I’m getting whiplash. First,they are in, then they are out, then they are in–and now, after all the yelling and defending, they are out again. What? Payment for doctors to provide end of life counseling. From the NYT story:
The Obama administration, reversing course, will revise a Medicare regulation to delete references to end-of-life planning as part of the annual physical examinations covered under the new health care law, administration officials said Tuesday. The move is an abrupt shift, coming just days after the new policy took effect on Jan. 1. Many doctors and providers of hospice care had praised the regulation, which listed “advance care planning” as one of the services that could be offered in the “annual wellness visit” for Medicare beneficiaries.
Don’t blame me: I said the rule was different from the original legislative proposal–and therefore not a real problem. Blame incompetence–apparently Donald Berwick promulgated the regulation when the proposal had not been included in the original Notice of Proposed Rule Making–which is required so interested parties can comment before the rule is finalized. Duh. But the Times reports the administration is also walking on some chicken feet:
While administration officials cited procedural reasons for changing the rule, it was clear that political concerns were also a factor. The renewed debate over advance care planning threatened to become a distraction to administration officials who were gearing up to defend the health law against attack by the new Republican majority in the House.
They’ll be back, the administration claims. Hopefully, Berwick won’t be once his recess appointment expires at the end of the year.

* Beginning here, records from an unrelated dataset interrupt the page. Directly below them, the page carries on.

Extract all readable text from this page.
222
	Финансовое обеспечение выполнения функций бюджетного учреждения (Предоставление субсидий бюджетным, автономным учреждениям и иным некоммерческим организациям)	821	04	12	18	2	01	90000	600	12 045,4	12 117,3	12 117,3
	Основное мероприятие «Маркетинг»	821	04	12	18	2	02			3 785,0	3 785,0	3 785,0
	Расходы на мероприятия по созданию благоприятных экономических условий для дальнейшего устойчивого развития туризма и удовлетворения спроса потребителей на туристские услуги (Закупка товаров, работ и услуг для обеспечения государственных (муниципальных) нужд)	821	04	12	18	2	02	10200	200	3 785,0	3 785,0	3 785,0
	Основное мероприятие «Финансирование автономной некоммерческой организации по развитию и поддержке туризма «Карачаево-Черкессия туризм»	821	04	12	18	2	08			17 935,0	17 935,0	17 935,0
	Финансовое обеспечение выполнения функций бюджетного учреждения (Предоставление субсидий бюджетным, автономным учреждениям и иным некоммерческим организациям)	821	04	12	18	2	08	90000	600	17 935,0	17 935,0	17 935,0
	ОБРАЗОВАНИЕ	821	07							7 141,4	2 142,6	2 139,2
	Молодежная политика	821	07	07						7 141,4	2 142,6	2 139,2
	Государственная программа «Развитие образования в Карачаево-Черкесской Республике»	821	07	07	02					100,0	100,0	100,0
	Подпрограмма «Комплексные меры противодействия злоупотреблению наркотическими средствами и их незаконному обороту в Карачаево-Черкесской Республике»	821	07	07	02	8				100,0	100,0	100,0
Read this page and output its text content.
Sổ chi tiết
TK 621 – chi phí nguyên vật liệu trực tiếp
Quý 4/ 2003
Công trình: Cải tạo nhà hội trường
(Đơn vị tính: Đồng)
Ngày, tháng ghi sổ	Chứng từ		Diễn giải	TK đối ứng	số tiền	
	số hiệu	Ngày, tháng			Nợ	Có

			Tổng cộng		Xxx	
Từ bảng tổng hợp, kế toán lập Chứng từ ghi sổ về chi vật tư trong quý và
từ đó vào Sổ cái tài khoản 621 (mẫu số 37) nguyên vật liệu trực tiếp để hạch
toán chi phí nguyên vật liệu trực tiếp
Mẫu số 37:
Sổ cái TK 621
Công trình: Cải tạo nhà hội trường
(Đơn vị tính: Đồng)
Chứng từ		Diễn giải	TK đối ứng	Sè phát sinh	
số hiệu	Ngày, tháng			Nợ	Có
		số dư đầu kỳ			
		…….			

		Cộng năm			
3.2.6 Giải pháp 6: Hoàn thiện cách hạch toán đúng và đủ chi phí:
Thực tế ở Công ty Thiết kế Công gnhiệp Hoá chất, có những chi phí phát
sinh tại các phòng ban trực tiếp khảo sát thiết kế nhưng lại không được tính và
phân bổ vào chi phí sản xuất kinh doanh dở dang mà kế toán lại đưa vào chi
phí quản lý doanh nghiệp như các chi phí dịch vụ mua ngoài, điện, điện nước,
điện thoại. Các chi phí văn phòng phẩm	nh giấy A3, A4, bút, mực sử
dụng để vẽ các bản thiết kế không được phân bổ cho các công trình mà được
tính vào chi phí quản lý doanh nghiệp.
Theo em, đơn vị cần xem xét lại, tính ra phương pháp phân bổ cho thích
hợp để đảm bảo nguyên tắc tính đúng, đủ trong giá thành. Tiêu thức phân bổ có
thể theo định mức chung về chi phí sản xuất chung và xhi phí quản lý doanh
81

January 6th, 2011 | 4:26 pm
I think it’s just as well if payment is not made for end-of-life counseling. After all, as we all know, the forms provided for living wills are often biased toward refusing care, including nutrition and hydration, as is the training doctors receive. End-of-life counseling is not a medical treatment, and it involves ethical and even plausibly religious considerations about which doctors have, qua doctors, no special competence. It seems extremely plausible that any end-of-life counseling provided by a doctor alone will involve a bias toward refusal of care, nor do I think there is any particular point in trying to order doctors by some sort of neutrality order not to have this bias. A doctor is a person, not a machine, and if he is being asked to provide counseling it is not per se illegitimate or unprofessional for him to indicate what he thinks is best. It just happens that I think if he indicates this, more patients will feel that they should refuse care which they might not refuse if they had been counseled instead by a priest, pastor, a pro-life advocate from some organization whose literature they receive, or even, for that matter, by a lawyer. End-of-life care decisions are too freighted with non-technical considerations for technical expertise to be considered sufficient qualification for providing counseling. Yet if patients are officially receiving such counseling as a paid service, they are likely to treat the pronouncements of the doctor as oracular and authoritative.

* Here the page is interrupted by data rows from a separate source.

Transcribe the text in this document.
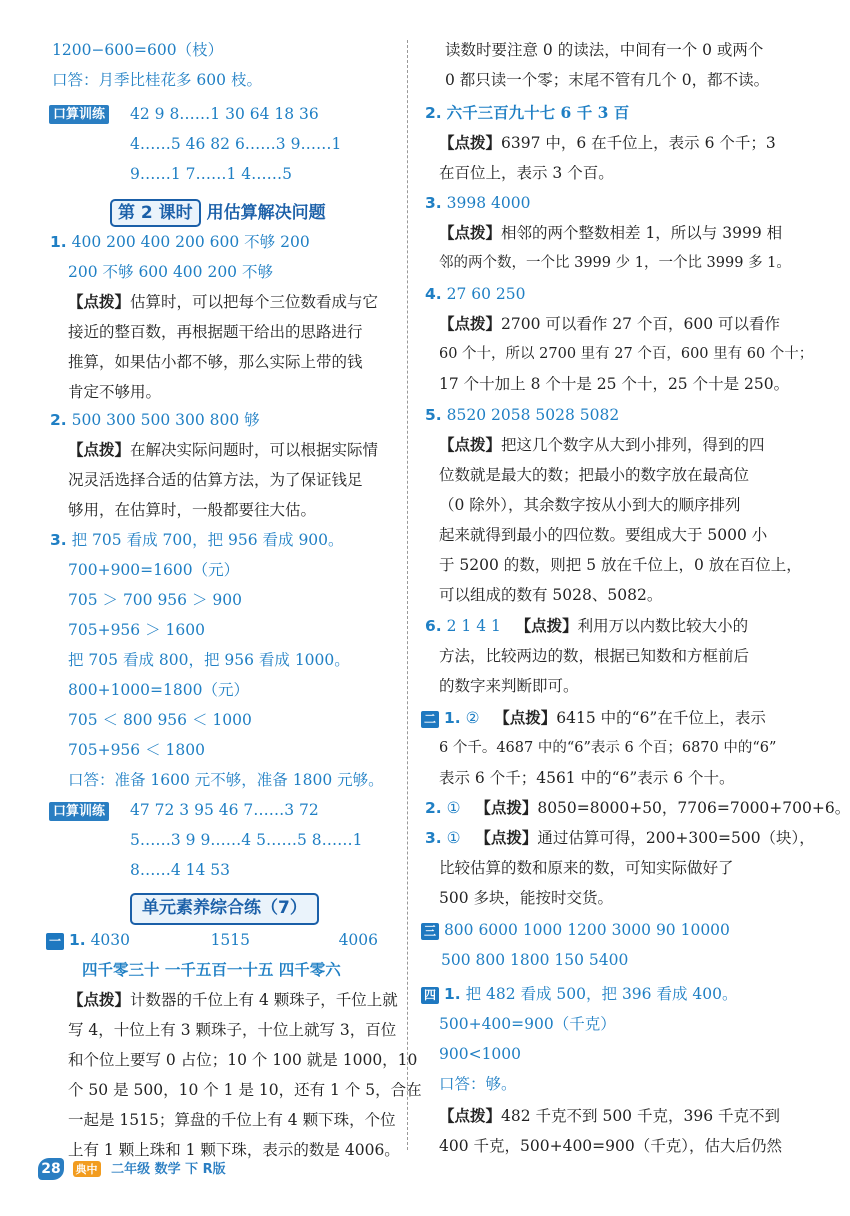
1200−600=600（枝）
口答：月季比桂花多 600 枝。
口算训练 42 9 8……1 30 64 18 36
4……5 46 82 6……3 9……1
9……1 7……1 4……5
第 2 课时 用估算解决问题
1. 400 200 400 200 600 不够 200
200 不够 600 400 200 不够
【点拨】估算时，可以把每个三位数看成与它
接近的整百数，再根据题干给出的思路进行
推算，如果估小都不够，那么实际上带的钱
肯定不够用。
2. 500 300 500 300 800 够
【点拨】在解决实际问题时，可以根据实际情
况灵活选择合适的估算方法，为了保证钱足
够用，在估算时，一般都要往大估。
3. 把 705 看成 700，把 956 看成 900。
700+900=1600（元）
705 ＞ 700 956 ＞ 900
705+956 ＞ 1600
把 705 看成 800，把 956 看成 1000。
800+1000=1800（元）
705 ＜ 800 956 ＜ 1000
705+956 ＜ 1800
口答：准备 1600 元不够，准备 1800 元够。
口算训练 47 72 3 95 46 7……3 72
5……3 9 9……4 5……5 8……1
8……4 14 53
单元素养综合练（7）
一 1. 4030	1515	4006
四千零三十 一千五百一十五 四千零六
【点拨】计数器的千位上有 4 颗珠子，千位上就
写 4，十位上有 3 颗珠子，十位上就写 3，百位
和个位上要写 0 占位；10 个 100 就是 1000，10
个 50 是 500，10 个 1 是 10，还有 1 个 5，合在
一起是 1515；算盘的千位上有 4 颗下珠，个位
上有 1 颗上珠和 1 颗下珠，表示的数是 4006。
读数时要注意 0 的读法，中间有一个 0 或两个
0 都只读一个零；末尾不管有几个 0，都不读。
2. 六千三百九十七 6 千 3 百
【点拨】6397 中，6 在千位上，表示 6 个千；3
在百位上，表示 3 个百。
3. 3998 4000
【点拨】相邻的两个整数相差 1，所以与 3999 相
邻的两个数，一个比 3999 少 1，一个比 3999 多 1。
4. 27 60 250
【点拨】2700 可以看作 27 个百，600 可以看作
60 个十，所以 2700 里有 27 个百，600 里有 60 个十；
17 个十加上 8 个十是 25 个十，25 个十是 250。
5. 8520 2058 5028 5082
【点拨】把这几个数字从大到小排列，得到的四
位数就是最大的数；把最小的数字放在最高位
（0 除外），其余数字按从小到大的顺序排列
起来就得到最小的四位数。要组成大于 5000 小
于 5200 的数，则把 5 放在千位上，0 放在百位上，
可以组成的数有 5028、5082。
6. 2 1 4 1 【点拨】利用万以内数比较大小的
方法，比较两边的数，根据已知数和方框前后
的数字来判断即可。
二 1. ② 【点拨】6415 中的“6”在千位上，表示
6 个千。4687 中的“6”表示 6 个百；6870 中的“6”
表示 6 个千；4561 中的“6”表示 6 个十。
2. ① 【点拨】8050=8000+50，7706=7000+700+6。
3. ① 【点拨】通过估算可得，200+300=500（块），
比较估算的数和原来的数，可知实际做好了
500 多块，能按时交货。
三 800 6000 1000 1200 3000 90 10000
500 800 1800 150 5400
四 1. 把 482 看成 500，把 396 看成 400。
500+400=900（千克）
900<1000
口答：够。
【点拨】482 千克不到 500 千克，396 千克不到
400 千克，500+400=900（千克），估大后仍然
28 典中 二年级 数学 下 R版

I understand that there is a difficulty if patients really want to know what their doctors think or even if they want to ask technical, medical questions about the effects and risks of certain end-of-life options–it is only fair that the doctor be paid for his time in that case. But if the person is ill, it seems to me that some of that information could be obtained, perhaps by a question here and a question there, at real medical appointments. A late-stage cancer patient goes in for a treatment and checkup by his oncologist and lets it be known ahead of time that he wants to talk to the doctor about the effects of morphine, for example. The appointment will be paid for as a regular visit with the oncologist that he was going to have anyway, and the doctor will be able to answer those questions at that time. In this way the conversations are kept focused and medical in nature, rather than being billed as some sort of comprehensive “end-of-life counseling.”
So I think it is in general a good thing if end-of-life counseling is not treated and reimbursed as a medical expense.